I need to insert <p>
tags to surround each list element in a HTML fragment. This must not create nested paragraphs, which is why i want to use lookahead/lookbehind assertions to detect if the content is already enclosed in a paragraph tag.
So far, i've come up with the following code.
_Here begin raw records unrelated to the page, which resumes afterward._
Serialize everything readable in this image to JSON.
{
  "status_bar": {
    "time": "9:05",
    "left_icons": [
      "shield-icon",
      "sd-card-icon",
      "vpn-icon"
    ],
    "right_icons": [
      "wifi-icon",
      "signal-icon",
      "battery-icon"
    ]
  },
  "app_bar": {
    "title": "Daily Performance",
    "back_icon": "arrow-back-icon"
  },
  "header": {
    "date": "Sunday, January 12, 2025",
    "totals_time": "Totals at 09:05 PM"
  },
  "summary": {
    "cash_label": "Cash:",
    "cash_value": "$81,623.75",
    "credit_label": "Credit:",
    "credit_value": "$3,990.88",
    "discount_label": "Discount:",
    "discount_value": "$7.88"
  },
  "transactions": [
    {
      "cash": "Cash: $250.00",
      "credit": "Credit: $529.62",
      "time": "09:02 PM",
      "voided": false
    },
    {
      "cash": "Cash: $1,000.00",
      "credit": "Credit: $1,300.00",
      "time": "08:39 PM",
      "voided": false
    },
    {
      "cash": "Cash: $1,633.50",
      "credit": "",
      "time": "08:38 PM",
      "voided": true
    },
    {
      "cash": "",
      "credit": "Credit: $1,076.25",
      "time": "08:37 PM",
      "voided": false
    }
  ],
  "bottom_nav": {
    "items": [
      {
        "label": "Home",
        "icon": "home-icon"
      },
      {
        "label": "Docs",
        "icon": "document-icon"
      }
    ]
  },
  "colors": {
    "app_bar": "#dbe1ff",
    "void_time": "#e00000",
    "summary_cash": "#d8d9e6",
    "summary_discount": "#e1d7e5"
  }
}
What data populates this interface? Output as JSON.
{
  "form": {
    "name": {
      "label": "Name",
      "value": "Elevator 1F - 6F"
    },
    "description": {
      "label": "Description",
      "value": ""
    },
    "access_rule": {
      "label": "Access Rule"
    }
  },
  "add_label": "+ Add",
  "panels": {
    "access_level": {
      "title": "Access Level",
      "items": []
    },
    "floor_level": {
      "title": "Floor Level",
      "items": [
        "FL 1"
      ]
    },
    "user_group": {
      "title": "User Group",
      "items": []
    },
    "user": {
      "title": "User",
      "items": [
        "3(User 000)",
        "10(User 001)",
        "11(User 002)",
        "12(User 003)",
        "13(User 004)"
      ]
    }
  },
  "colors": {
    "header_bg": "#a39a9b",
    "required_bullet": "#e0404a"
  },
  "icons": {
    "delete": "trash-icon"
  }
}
This example uses a negative lookbehind assertion to match each </li>
closing tag which is not preceeded by a </p>
closing tag and arbitrary whitespace:
$html = <<<EOF
<ul>
<li>foo</li>
<li><p>fooooo</p></li>
<li class="bar"><p class="xy">fooooo</p></li>
<li> <p> fooooo </p> </li>
</ul>
EOF;
$html = preg_replace('@(<li[^>]*>)(?!\s*<p)@i', '\1<p>', $html);
$html = preg_replace("@(?<!</p>)(\s*</li>)@i", '</p>\1', $html);
echo $html, PHP_EOL;
which to my surprise results in the following output:
<ul>
<li><p>foo</p></li>
<li><p>fooooo</p></li>
<li class="bar"><p class="xy">fooooo</p></li>
<li> <p> fooooo </p> </p> </li>
</ul>
The insertion of the beginning tag works as expected, but note the additional </p>
tag inserted in the last list element!
Can somebody explain why the whitespace (\s*
) is totally ignored in the regex when a negative lookbehind assertion is used?
And even more important: what can i try else to achieve the mentioned goal?